Some of the leaders of our time have not hidden their families; they have embraced them. Barack Obama, for instance, often spoke of fatherhood as central to his understanding of responsibility. His public service did not shrink because he had a family; if anything, his attachments grounded him, made him more relatable, and reminded the citizens that service is not only the work of saints, but of ordinary people who carry love and duty in both public and private life.


If we are to reclaim the soul of governance, we must rewrite its story. Service is not sainthood. It does not require abandoning joy, family, or comfort. It calls for honesty, accountability, and care. It asks us to carry our attachments and still choose to give.


Because in the end, people do not need saints, they need servants. Not figures who have erased themselves, but humans who live fully, love deeply, and still choose to give generously. The paradox of service is not that you must give yourself up to give, but that you can bring your whole self, your strengths, your flaws, your bonds, into what you offer. And perhaps that is the most human, and the most hopeful, form of service of all.

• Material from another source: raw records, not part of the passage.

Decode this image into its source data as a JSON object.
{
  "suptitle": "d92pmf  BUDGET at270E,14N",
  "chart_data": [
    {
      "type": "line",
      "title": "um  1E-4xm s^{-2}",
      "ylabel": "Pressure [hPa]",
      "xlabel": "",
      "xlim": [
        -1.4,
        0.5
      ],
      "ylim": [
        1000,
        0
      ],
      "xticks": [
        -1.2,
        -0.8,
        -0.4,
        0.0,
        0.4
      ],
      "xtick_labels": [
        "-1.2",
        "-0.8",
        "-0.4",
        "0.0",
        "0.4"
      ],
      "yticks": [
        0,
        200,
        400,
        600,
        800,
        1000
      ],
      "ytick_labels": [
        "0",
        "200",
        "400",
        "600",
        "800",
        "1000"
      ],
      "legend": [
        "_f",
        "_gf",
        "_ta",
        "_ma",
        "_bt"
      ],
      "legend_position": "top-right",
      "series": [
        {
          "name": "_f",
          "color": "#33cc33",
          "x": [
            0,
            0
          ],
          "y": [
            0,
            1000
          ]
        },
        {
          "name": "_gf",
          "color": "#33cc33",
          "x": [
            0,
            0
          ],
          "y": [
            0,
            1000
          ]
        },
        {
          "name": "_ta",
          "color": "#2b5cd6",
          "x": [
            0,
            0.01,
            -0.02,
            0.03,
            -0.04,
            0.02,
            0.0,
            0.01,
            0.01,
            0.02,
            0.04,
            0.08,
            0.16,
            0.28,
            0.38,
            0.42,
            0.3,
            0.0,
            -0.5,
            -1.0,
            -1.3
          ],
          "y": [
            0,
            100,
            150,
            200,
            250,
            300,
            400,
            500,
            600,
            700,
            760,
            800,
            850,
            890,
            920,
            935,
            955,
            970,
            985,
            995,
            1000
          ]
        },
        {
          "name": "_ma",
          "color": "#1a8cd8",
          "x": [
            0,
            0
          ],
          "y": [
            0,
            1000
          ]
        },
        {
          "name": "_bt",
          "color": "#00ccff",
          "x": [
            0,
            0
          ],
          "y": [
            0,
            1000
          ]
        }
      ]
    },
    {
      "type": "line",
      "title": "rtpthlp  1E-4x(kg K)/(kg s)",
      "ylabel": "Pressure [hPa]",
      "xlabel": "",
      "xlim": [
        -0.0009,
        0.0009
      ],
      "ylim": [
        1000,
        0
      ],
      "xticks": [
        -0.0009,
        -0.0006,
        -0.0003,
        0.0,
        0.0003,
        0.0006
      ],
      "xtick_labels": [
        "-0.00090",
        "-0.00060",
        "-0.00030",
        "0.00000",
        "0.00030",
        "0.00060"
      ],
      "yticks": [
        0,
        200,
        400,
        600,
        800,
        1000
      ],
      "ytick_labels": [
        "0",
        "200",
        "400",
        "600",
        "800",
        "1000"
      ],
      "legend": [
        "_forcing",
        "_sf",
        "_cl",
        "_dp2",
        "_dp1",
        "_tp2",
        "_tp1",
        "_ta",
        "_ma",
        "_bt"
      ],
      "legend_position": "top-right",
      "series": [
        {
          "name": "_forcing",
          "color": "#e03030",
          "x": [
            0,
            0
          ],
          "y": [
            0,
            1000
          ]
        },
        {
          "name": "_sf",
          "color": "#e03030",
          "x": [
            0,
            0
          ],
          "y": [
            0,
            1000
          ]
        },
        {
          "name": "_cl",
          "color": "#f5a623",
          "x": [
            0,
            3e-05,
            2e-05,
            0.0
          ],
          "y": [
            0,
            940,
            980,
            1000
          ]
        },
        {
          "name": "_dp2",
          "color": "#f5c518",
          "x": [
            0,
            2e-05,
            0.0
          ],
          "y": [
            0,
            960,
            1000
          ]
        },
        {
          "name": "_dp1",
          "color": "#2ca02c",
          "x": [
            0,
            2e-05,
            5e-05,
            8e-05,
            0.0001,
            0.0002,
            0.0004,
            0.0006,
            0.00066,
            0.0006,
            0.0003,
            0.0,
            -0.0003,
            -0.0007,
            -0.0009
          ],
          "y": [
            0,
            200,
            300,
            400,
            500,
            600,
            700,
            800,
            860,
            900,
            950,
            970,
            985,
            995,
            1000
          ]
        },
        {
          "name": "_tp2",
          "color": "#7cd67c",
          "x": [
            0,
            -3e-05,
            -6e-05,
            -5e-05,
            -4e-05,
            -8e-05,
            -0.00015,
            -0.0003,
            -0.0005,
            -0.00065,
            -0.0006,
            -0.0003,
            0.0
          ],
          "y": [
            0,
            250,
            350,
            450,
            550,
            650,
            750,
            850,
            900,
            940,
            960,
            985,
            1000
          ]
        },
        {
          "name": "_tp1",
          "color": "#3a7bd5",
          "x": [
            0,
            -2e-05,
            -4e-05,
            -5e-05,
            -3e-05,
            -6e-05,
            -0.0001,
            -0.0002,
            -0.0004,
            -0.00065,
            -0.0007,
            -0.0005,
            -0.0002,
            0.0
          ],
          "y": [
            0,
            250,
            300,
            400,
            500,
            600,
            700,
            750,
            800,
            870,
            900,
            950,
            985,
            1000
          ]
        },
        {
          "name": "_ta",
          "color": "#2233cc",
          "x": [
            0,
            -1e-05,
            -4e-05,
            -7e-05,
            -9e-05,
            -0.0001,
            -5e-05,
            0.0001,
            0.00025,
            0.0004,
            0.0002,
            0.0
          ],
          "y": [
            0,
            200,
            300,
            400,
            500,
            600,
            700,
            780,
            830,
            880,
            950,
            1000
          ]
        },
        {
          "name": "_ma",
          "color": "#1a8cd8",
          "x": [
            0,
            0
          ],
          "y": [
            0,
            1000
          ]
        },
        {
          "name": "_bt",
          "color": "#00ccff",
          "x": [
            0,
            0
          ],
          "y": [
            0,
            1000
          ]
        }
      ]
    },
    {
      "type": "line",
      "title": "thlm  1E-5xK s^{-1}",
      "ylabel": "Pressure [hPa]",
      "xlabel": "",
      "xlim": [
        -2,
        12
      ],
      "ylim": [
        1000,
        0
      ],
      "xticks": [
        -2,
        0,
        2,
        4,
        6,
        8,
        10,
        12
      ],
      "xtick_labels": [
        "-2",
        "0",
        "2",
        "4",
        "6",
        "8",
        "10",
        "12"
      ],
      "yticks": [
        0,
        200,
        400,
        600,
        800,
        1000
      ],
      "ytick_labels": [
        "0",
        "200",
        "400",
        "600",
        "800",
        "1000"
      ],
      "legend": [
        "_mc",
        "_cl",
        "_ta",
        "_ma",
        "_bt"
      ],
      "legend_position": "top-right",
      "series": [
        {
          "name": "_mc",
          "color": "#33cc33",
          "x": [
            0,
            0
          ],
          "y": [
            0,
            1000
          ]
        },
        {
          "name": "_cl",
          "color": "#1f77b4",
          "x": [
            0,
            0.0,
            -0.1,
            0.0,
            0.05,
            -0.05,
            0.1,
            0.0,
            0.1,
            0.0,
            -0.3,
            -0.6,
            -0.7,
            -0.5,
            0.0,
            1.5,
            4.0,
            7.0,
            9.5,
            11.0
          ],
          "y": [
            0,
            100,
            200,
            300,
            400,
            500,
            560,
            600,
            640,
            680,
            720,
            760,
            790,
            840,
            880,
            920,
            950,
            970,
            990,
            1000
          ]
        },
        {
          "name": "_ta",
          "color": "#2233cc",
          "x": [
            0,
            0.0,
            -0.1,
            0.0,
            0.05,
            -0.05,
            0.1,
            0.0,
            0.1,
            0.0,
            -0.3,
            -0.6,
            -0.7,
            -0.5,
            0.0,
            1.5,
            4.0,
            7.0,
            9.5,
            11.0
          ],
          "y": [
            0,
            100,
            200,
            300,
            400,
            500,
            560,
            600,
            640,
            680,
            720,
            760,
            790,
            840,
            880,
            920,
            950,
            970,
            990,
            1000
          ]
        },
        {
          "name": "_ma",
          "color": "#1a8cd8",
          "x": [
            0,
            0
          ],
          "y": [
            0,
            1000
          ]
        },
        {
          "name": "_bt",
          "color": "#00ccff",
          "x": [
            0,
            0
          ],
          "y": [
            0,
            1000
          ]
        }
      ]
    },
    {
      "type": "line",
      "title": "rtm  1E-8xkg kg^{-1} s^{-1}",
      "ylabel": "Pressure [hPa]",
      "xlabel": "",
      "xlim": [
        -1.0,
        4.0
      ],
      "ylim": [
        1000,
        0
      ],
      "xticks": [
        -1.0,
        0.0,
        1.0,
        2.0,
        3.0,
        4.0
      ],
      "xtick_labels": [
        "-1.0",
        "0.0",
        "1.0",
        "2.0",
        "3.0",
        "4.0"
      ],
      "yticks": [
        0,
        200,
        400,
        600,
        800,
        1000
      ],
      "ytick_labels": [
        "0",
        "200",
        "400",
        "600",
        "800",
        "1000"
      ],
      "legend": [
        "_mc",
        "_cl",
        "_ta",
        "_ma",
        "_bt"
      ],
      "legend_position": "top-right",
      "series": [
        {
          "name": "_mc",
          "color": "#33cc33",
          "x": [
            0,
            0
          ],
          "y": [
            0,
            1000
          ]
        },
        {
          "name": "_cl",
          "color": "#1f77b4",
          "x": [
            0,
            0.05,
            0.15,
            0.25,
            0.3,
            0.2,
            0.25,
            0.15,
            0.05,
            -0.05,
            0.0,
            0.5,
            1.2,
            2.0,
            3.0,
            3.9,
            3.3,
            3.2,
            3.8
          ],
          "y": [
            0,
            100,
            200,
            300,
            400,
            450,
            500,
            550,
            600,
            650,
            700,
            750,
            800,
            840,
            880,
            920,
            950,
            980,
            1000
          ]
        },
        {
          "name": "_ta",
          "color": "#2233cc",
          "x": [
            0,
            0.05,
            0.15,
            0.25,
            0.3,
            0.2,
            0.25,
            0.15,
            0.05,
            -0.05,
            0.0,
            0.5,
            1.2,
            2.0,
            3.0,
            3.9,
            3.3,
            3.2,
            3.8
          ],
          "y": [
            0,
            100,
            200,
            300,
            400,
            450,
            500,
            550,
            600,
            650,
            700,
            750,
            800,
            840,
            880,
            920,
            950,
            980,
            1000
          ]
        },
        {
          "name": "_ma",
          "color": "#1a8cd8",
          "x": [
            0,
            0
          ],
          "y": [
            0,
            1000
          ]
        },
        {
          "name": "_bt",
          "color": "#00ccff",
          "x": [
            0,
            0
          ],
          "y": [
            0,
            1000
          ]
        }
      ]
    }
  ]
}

Sadly, this is also the hidden tragedy. For generations, the family man has been told that politics is not his game, that responsibility ties him down, that service requires a life of endless dedication and renunciation. And who does this exclusion serve? It shuts out precisely the middle class, the class that carries both hunger and discipline, the power to work hard and the desire to rise. What better way to keep them away from the corridors of decision-making than to convince them they do not belong? And so we must ask: was sacrifice glorified only so that service could remain the privilege of the few?